Отец Тимофей опустил голову.

— Тогда я забираю свою просьбу обратно. А ты, матушка, приготовь им на утро пять хлебов и две рыбы.

— Нет у нас столько хлеба, — оскорбленно ответила матушка Евфросиния. — Две сельди есть, а буханка одна зосталась.

— Тогда к хлебине испеки им четыре лепешки в дорогу.

— Спасибо, отче, — приложил я к груди ладонь. — Но у нас еще есть свои запасы съестных припасов.

— О, пряженного молока ребенку дашь. А пять хлебов и две рыбы будут вам как находка. Вот увидьте. Теперь же ташуйтесь спать.

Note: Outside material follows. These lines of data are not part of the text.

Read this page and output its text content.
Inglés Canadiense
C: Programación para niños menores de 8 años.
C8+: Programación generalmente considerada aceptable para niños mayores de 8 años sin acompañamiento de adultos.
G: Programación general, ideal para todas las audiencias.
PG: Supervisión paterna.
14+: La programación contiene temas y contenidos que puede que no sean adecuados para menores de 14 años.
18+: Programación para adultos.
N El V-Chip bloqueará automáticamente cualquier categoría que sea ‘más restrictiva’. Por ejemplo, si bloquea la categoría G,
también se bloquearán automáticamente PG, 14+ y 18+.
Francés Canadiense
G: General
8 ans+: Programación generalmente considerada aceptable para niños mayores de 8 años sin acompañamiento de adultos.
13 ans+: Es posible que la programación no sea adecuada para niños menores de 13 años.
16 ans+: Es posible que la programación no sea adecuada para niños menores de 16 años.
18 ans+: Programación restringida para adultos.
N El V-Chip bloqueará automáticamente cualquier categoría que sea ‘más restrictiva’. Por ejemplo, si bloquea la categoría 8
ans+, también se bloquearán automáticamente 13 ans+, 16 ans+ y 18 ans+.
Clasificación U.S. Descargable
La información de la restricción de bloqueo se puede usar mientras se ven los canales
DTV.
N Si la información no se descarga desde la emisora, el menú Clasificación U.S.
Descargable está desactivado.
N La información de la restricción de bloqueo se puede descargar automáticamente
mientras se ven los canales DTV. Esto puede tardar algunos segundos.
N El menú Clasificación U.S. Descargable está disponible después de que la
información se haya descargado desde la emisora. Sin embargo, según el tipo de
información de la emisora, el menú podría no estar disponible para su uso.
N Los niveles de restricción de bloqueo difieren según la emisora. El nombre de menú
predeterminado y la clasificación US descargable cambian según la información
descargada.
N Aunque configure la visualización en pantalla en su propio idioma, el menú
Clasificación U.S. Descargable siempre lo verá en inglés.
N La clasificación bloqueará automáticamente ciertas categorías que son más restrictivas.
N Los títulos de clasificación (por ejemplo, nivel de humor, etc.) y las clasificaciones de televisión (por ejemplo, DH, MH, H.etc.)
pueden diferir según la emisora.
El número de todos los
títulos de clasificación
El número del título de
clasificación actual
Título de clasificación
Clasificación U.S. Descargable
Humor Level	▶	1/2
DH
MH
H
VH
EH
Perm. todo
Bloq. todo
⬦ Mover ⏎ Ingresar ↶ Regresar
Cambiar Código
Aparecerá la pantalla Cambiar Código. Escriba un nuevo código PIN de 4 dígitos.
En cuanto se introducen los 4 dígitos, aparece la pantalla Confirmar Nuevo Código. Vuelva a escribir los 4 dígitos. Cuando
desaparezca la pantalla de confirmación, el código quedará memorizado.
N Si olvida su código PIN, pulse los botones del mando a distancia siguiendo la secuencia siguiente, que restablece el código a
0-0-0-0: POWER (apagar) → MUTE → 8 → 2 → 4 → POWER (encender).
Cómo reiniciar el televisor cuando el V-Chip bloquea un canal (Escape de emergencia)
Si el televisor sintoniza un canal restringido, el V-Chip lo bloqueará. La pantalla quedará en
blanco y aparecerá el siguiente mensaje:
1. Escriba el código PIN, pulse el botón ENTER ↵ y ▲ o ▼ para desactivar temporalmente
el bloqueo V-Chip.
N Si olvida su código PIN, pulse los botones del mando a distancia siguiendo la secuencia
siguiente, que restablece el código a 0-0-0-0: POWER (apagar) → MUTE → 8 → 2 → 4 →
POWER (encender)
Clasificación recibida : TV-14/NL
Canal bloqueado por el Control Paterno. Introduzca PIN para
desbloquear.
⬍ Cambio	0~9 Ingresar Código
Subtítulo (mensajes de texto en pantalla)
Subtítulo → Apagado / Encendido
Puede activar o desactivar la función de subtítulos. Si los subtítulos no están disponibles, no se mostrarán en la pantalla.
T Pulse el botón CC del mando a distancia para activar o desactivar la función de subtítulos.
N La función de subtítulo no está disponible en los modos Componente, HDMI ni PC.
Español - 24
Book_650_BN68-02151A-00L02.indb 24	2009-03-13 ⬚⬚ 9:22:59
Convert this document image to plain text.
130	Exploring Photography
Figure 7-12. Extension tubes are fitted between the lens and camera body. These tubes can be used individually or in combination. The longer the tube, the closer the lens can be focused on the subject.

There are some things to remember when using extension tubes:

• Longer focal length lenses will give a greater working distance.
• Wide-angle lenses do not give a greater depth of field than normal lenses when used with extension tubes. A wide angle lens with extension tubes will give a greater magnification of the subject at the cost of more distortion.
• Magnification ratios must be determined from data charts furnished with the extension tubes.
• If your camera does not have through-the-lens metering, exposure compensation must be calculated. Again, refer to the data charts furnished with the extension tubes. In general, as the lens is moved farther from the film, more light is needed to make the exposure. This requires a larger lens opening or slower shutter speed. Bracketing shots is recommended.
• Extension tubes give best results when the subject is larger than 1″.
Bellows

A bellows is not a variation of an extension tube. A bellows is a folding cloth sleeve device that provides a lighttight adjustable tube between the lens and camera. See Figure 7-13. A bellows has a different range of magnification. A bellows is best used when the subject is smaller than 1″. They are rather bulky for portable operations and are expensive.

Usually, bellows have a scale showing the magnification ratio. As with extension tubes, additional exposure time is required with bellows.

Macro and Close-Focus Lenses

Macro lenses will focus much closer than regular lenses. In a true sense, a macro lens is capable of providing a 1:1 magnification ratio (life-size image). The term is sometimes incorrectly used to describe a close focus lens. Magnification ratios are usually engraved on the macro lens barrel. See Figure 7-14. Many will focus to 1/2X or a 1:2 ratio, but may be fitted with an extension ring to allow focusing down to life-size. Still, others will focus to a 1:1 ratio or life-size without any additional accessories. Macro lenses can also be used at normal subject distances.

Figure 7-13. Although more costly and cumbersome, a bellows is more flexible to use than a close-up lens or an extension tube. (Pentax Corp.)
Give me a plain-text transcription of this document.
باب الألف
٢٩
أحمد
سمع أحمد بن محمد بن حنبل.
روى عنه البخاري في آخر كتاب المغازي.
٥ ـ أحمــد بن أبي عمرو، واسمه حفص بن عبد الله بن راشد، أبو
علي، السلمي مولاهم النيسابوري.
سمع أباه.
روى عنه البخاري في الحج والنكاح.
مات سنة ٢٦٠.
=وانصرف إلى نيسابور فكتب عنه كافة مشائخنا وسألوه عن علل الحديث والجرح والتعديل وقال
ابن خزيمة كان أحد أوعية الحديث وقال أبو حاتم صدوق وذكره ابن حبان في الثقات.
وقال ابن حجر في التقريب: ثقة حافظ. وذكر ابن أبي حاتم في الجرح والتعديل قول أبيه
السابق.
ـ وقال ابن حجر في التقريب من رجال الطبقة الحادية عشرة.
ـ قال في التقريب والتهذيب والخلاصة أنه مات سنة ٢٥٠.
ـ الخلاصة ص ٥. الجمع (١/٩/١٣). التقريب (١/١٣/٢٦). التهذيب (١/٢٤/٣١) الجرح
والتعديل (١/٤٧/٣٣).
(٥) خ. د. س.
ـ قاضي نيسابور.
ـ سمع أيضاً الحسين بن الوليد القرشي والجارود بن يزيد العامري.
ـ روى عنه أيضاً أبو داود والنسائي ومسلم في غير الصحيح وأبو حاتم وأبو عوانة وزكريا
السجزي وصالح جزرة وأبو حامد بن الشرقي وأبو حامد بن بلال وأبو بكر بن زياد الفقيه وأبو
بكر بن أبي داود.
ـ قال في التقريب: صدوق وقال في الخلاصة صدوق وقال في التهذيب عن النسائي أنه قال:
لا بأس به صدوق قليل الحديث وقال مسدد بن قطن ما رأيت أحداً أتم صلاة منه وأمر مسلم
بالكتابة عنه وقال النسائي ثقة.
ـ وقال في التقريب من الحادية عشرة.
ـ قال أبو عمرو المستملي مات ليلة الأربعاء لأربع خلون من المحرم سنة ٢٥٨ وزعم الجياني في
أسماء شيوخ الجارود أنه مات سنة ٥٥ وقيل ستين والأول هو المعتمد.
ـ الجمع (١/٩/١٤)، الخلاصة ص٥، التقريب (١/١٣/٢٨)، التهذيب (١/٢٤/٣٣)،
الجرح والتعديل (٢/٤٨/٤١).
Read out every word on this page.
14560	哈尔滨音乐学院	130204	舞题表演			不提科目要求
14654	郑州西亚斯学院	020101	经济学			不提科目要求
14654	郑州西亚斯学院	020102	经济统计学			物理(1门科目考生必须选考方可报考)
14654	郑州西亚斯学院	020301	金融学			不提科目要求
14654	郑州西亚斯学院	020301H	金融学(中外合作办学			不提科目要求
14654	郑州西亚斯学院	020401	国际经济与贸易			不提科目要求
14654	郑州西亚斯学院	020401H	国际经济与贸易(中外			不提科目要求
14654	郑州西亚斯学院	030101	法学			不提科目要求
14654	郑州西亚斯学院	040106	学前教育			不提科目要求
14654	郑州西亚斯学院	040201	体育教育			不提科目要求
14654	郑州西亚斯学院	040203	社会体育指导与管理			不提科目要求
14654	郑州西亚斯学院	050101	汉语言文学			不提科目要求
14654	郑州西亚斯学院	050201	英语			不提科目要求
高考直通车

Я вышел на улицу и за причелком выкурил сигарету, пряча огонек в рукав. Городок давно покоился, везде было тихо.

Я подумал, что в этом доме мне можно чуточку поспать. Однако, ложась в постель, все-таки положил под подушку наган, лишь бы на рассвете где-нибудь спрятать его дальше от этого двора. Волей-неволей, а подольский землемер Петр Горовой должен был идти к границе без оружия.

На рассвете мы двинулись. Я был уже в черном суконном пальто поверх гражданского пиджака и в серых штанах, заправленных в те же военкомовские сапоги, которые теперь каждый небедный человек мог купить или выменять на ярмарке.

Шли мы так, как нараял нам отец Тимофей, простывали, можно сказать, не оглядываясь. Ярка я нес на груди в перевязанном через шею грубом платке, а за спиной у меня еще был наплечник, и Тина также несла чашу со своими вещами и едой, к которой еще добавилось пять хлебов и две рыбы, в смысле один буханка, четыре лепешки и две сельди. А также слоик пряженного молока.

Так мы спокойно дошли до Балакирей, никто нас не считался, разве как стренется кто, то поздороваемся вежливо и идем себе дальше. А тогда, правда, с одного двора, где купчилось немало красных, все-таки выбежал расхристанный кацапьюга и прямо ко мне: «Что нессешь, пакажи!» — «Ребенка нэсу к доктору». — «А нее парасьонка?» — хохотнул он и все-таки заглянул, что там в платке, от чего правая рука моя засвербела — соскучилась, бедная, за саблей. «А это кто, ева мамочка?» — кацапьюга выпучил на Тину такие голодные глаза, что я приготовился к худшему. «Ведетье себя прилично, таварищ, — вдруг набросилась на него Тина. — Я уже нё впёрвивает вежу вас пьяным! Застегнитесь и не позорьте Красную армию!»

Кацап отётеров. Разоявив рот, он хотел что-то сказать, да только сапнул воздух и стал застегивать шинелю, не попадая гапликами в петли.

А мы пошли дальше. Горжелен. Не оглядываясь.

— Ты так чирикаешь по-московскому — заслушаться можно, — всохнулся я до «воспитательницы» хамского воинства.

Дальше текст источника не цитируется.